Practitioners' Challenges and Perceptions of CI Build Failure Predictions at Atlassian
Yang Hong, Chakkrit Tantithamthavorn, Jirat Pasuksmit, Patanamon Thongtanunam, Arik Friedman, Xing Zhao, Anton Krasikov
TL;DR
This study investigates CI build failures at Atlassian and evaluates CI build prediction within Bitbucket through an empirical mix of large-scale internal data analysis and practitioner surveys. An analysis of $350{,}037$ PRs across $1{,}630$ projects yields an $AUC$ of $0.82$ for a logistic regression model, with repository-history signals identified as the strongest predictors. Qualitative insights from 53 practitioners reveal that predictions offer proactive value but raise concerns about accuracy and over-reliance, underscoring the need for context-aware explanations. The work provides industry-grounded guidance for integrating CI build failure predictions into CI workflows, emphasizing human-in-the-loop design and explainability to enhance adoption and impact.
Abstract
Continuous Integration (CI) build failures could significantly impact the software development process and teams, such as delaying the release of new features and reducing developers' productivity.
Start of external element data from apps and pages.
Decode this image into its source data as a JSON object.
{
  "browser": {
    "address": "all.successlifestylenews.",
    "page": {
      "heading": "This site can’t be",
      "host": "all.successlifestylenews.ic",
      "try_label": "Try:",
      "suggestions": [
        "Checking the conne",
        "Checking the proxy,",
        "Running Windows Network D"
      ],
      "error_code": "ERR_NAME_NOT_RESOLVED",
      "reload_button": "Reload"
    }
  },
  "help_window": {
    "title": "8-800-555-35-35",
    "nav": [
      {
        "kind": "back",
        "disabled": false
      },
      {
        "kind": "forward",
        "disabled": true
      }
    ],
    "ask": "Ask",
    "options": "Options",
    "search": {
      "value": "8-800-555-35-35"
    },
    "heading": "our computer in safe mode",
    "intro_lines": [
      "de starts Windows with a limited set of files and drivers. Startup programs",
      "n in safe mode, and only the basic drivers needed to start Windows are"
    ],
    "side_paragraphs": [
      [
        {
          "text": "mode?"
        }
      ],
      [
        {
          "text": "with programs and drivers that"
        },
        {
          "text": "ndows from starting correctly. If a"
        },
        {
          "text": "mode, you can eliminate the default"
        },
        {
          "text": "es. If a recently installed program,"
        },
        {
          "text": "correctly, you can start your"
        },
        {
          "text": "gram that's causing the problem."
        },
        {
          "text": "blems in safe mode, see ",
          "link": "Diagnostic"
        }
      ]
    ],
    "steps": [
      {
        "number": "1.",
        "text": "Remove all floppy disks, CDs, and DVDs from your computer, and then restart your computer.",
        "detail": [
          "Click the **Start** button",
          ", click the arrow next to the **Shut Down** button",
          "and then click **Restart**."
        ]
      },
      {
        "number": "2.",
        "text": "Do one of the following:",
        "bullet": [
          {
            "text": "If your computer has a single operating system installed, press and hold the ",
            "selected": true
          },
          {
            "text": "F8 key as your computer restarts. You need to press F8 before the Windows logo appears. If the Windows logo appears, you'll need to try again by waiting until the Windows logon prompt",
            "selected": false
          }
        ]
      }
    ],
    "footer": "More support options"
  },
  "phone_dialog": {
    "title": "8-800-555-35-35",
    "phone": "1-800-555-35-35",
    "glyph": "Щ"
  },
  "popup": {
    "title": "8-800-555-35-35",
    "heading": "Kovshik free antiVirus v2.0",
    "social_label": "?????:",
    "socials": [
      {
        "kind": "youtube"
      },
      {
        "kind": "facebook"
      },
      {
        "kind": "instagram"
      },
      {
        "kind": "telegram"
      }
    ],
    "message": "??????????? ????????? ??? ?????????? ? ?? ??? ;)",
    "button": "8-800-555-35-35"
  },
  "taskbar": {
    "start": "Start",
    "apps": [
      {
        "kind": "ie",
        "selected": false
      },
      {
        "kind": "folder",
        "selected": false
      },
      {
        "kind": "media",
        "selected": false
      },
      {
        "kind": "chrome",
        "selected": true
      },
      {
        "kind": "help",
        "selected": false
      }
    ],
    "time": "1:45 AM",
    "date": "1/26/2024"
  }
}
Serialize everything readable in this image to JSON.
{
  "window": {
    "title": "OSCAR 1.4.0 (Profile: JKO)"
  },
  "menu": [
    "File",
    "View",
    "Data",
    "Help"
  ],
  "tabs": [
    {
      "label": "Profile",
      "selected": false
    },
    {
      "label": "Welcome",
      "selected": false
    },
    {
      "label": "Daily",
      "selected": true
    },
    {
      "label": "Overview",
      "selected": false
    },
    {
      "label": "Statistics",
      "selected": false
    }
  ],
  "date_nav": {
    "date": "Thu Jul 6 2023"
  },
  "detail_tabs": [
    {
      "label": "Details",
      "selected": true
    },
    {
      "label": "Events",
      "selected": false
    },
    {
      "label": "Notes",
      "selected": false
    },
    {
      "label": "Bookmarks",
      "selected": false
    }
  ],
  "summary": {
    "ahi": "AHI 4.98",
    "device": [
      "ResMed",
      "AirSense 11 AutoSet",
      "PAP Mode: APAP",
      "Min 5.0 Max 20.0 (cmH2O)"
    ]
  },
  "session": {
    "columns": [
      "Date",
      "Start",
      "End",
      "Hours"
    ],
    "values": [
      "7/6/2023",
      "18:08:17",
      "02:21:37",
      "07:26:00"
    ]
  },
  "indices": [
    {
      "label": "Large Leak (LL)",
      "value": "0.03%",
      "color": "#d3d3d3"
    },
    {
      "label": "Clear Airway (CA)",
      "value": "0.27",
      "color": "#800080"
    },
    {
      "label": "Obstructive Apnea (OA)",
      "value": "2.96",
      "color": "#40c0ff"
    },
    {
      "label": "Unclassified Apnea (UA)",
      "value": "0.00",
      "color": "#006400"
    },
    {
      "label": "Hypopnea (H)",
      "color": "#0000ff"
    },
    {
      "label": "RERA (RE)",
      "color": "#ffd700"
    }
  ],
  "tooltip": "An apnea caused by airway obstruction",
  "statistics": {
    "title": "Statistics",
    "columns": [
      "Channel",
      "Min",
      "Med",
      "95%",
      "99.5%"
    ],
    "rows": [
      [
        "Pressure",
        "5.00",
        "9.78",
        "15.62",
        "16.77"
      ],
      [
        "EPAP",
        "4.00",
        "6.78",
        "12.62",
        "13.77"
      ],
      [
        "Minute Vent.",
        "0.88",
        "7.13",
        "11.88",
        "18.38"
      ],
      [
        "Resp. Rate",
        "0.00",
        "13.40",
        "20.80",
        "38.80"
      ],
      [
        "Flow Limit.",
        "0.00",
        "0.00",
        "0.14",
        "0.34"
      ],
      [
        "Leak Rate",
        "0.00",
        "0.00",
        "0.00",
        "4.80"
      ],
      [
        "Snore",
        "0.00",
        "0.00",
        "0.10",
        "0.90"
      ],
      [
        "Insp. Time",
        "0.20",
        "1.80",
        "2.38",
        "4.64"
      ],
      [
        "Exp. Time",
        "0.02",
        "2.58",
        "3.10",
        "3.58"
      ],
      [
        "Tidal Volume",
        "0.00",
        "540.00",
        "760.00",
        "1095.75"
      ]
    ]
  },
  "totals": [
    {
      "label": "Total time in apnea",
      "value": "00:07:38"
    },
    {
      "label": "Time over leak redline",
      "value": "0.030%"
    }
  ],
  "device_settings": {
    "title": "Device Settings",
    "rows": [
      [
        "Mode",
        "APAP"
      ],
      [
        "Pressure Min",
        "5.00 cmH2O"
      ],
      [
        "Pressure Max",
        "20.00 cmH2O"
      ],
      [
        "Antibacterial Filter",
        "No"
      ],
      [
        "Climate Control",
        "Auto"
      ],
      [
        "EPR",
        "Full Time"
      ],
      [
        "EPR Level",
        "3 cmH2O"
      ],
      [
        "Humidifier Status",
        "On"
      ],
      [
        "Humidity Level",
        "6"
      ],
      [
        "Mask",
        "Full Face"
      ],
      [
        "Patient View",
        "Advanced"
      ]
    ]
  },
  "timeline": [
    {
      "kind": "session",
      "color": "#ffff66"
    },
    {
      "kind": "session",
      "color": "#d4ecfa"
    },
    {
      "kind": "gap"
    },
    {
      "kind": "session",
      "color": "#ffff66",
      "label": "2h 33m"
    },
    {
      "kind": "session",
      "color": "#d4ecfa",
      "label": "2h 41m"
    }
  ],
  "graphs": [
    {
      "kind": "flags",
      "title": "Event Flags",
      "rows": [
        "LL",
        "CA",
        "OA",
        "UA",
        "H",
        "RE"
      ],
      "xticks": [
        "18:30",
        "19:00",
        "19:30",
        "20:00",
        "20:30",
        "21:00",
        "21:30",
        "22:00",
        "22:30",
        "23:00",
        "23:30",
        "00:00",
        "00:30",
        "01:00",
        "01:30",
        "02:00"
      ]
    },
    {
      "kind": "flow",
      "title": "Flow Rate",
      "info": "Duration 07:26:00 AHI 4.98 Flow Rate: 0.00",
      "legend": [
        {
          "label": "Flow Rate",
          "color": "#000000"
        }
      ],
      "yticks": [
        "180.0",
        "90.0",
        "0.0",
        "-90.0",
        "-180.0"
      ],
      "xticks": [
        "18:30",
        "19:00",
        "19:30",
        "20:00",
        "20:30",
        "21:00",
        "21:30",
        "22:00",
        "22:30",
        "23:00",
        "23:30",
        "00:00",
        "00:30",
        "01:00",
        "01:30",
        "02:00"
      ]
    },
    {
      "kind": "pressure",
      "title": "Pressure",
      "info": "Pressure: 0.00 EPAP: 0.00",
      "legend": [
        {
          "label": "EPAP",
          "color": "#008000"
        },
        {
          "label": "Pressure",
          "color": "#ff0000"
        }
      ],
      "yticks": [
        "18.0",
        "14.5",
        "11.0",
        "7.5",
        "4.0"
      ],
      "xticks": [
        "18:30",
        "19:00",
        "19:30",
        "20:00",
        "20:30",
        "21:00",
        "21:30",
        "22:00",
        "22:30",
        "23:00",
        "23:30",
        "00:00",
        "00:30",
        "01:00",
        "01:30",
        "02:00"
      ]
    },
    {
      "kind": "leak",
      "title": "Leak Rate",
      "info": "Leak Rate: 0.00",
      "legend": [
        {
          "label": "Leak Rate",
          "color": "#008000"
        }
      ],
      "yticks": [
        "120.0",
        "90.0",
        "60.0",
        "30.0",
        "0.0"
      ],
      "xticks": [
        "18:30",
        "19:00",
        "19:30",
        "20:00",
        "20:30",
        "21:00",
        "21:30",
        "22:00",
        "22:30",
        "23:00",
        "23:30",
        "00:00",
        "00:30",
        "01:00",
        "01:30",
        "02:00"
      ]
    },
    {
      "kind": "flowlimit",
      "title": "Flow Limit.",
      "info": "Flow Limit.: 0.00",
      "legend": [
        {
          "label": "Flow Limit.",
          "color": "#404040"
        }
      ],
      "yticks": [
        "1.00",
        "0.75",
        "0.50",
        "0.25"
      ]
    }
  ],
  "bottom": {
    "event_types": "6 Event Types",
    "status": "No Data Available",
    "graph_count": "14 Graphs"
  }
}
In this work, we report on an empirical study that investigates CI build failures throughout product development at Atlassian. Our quantitative analysis found that the repository dimension is the key factor influencing CI build failures. In addition, our qualitative survey revealed that Atlassian developers perceive CI build failures as challenging issues in practice. Furthermore, we found that the CI build prediction can not only provide proactive insight into CI build failures but also facilitate the team's decision-making. Our study sheds light on the challenges and expectations involved in integrating CI build prediction tools into the Bitbucket environment, providing valuable insights for enhancing CI processes.